Вот и отлично! чувствую пора уже заводить коробку для писем :Smile:  я отправлю   в эти выходные!

----------


## Адольф

Завтра бегу за конвертами)

----------


## Fallen

> Вот и отлично! чувствую пора уже заводить коробку для писем я отправлю   в эти выходные!


 честно говоря я не знаю о чем тебе писать. Мы за вечер в скайпе наболтаем больше, чем я с иным человеком за год поговорю) разве что правда открытку какую-то)
хотя идея хорошая, мне нравится, был опыт, довольно обширный по молодости. Всё сжег.
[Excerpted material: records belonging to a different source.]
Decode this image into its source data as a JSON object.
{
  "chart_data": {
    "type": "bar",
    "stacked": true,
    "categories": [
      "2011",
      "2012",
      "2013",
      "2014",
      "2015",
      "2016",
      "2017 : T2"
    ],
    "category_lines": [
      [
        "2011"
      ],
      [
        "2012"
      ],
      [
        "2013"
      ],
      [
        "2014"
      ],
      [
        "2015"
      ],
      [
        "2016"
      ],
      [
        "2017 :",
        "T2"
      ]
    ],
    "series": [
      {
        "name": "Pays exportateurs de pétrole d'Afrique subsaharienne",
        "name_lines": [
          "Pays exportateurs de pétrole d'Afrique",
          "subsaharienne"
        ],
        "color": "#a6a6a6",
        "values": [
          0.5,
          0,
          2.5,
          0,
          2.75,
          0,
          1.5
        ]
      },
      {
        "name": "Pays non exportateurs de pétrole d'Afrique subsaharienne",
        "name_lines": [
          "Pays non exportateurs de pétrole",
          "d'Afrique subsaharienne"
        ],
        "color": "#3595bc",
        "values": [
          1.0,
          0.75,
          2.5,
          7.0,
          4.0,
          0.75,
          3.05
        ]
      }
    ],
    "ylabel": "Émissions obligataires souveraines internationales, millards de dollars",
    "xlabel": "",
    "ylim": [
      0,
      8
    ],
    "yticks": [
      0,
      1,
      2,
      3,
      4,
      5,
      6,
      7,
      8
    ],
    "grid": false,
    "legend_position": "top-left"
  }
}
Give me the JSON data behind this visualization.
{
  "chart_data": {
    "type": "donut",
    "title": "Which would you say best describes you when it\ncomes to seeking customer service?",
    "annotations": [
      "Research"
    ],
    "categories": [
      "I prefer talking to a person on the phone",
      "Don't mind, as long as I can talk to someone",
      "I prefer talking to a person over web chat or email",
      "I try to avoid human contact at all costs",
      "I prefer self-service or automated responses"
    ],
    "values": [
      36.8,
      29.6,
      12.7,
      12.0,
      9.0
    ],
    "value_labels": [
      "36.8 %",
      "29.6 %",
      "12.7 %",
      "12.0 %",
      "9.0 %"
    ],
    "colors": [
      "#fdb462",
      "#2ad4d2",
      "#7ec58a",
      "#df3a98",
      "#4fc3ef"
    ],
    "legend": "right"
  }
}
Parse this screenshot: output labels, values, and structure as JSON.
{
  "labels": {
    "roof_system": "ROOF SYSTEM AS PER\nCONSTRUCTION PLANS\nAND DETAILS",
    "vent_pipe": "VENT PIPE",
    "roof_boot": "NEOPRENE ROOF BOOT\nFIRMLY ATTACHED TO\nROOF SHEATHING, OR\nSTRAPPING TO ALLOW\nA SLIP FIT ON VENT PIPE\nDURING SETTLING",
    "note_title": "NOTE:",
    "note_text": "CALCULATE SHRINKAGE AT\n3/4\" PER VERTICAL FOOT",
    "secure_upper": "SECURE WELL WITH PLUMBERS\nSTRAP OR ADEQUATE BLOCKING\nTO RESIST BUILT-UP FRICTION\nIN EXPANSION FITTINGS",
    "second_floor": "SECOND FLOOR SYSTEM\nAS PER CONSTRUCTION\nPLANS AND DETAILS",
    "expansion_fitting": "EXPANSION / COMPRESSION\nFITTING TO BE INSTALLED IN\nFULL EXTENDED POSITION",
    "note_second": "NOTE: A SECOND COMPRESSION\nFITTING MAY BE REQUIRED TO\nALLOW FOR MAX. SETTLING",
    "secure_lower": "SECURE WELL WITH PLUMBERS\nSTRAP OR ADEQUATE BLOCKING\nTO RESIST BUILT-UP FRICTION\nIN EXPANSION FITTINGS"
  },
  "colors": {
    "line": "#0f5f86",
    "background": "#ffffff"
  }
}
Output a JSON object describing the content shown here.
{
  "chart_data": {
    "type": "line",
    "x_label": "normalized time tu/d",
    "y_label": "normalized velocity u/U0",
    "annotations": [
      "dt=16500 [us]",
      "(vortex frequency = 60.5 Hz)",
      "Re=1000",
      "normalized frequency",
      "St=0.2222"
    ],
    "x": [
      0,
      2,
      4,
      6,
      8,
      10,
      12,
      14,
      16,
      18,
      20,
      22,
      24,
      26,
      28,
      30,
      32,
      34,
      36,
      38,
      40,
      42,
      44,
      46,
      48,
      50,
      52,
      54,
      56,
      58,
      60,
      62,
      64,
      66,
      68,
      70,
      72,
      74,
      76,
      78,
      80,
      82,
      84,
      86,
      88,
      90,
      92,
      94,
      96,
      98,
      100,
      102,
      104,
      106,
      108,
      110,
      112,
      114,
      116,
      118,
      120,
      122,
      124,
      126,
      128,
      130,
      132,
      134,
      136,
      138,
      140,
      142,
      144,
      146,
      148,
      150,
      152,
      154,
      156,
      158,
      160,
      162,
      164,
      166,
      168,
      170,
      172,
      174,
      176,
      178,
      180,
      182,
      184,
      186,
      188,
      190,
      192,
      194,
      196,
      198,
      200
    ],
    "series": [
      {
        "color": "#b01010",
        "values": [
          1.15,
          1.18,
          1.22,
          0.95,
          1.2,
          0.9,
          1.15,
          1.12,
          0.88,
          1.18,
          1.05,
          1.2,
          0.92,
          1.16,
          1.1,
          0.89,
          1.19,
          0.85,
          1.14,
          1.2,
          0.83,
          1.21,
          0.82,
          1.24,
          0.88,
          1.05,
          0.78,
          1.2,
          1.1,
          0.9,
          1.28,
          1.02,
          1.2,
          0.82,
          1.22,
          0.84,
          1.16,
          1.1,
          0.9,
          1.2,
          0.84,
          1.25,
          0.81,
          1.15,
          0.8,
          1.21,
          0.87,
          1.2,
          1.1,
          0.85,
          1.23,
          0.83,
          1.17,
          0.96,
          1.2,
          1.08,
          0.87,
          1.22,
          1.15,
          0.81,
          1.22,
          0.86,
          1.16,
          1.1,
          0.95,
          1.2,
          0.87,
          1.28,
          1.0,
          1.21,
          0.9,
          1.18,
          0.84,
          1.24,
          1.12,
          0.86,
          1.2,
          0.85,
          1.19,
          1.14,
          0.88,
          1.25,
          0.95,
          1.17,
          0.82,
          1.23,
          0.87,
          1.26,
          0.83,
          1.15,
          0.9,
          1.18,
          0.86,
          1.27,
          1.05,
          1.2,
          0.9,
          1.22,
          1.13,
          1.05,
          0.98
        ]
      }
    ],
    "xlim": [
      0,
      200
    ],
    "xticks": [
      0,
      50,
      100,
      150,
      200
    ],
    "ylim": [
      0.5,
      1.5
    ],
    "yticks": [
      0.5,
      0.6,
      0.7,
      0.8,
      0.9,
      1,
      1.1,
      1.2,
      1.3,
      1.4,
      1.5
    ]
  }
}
Да, в минуты душевного кризиса импульсивность временами берет верх)

----------


## Мара

> честно говоря я не знаю о чем тебе писать.


 а ты попробуй, но мне будет приятно и открытку получить, с вашим парком например, или даже сделанное тобой фото...
можешь не мне, а девченкам написать)) :Smile:

----------


## Fallen

> а ты попробуй, но мне будет приятно и открытку получить, с вашим парком например, или даже сделанное тобой фото...
> можешь не мне, а девченкам написать))


 ммм.. уговорила)
и девочкам тоже могу, почему бы и нет  :Smile:

----------


## Stille

Мара, Адольф, спасибо. Буду ждать)

----------


## yourschizophrenia

> г. Брянск ул.Нахимова д. 114 кв. 74
> почтовый индекс - 241014
> на имя - Нестеровой Маргариты
> Буду рада любым письмам и на всё отвечу


 может и я напишу) если придумаю что написать...) письма - это чудесно, но писать их я не очень-то умею.

----------


## Stille

> может и я напишу) если придумаю что написать...) письма - это чудесно, но писать их я не очень-то умею.


 Да тут необязательно уметь) Хоть что-нибудь, пару строк.  :Smile:

----------


## yourschizophrenia

> Да тут необязательно уметь) Хоть что-нибудь, пару строк.


 ну пару строк же неинтересно наверное читать будет)
но я что-нибудь попробую придумать)

----------


## Stille

> ну пару строк же неинтересно наверное читать будет)
> но я что-нибудь попробую придумать)


 Хорошо, спасибо)

----------


## inside me

А что, правда, неплохая идея организовать переписку. А то все тут, наверное, уже и писать разучились с этим интернетом((
Я бы тоже написала что-нибудь, да мне вот не придумать. Просто нечего написать... И почерк у меня корявый и непонятный.

----------


## Мара

было бы желание) для начала можно отправить открытки с несколькими строками...а потом видно будет
присоединяйся :Smile:

----------


## inside me

Нуу...по-моему, как-то не хорошо заставлять человека ждать из-за пары строк. Если и писать, так нормальное письмо.

----------


## Игорёк

Для начала письменной переписки, или каких-нибудь других материальных пересылок, надо знать информацию о человеке, о его жизни проблеме характере. Для этого как минимум должна быть тема с его историей, и какая-то личная переписка по инету. Необходимо чтоб возникло минимальное доверие.

----------


## Мара

> Для начала письменной переписки, или каких-нибудь других материальных пересылок, надо знать информацию о человеке, о его жизни проблеме характере.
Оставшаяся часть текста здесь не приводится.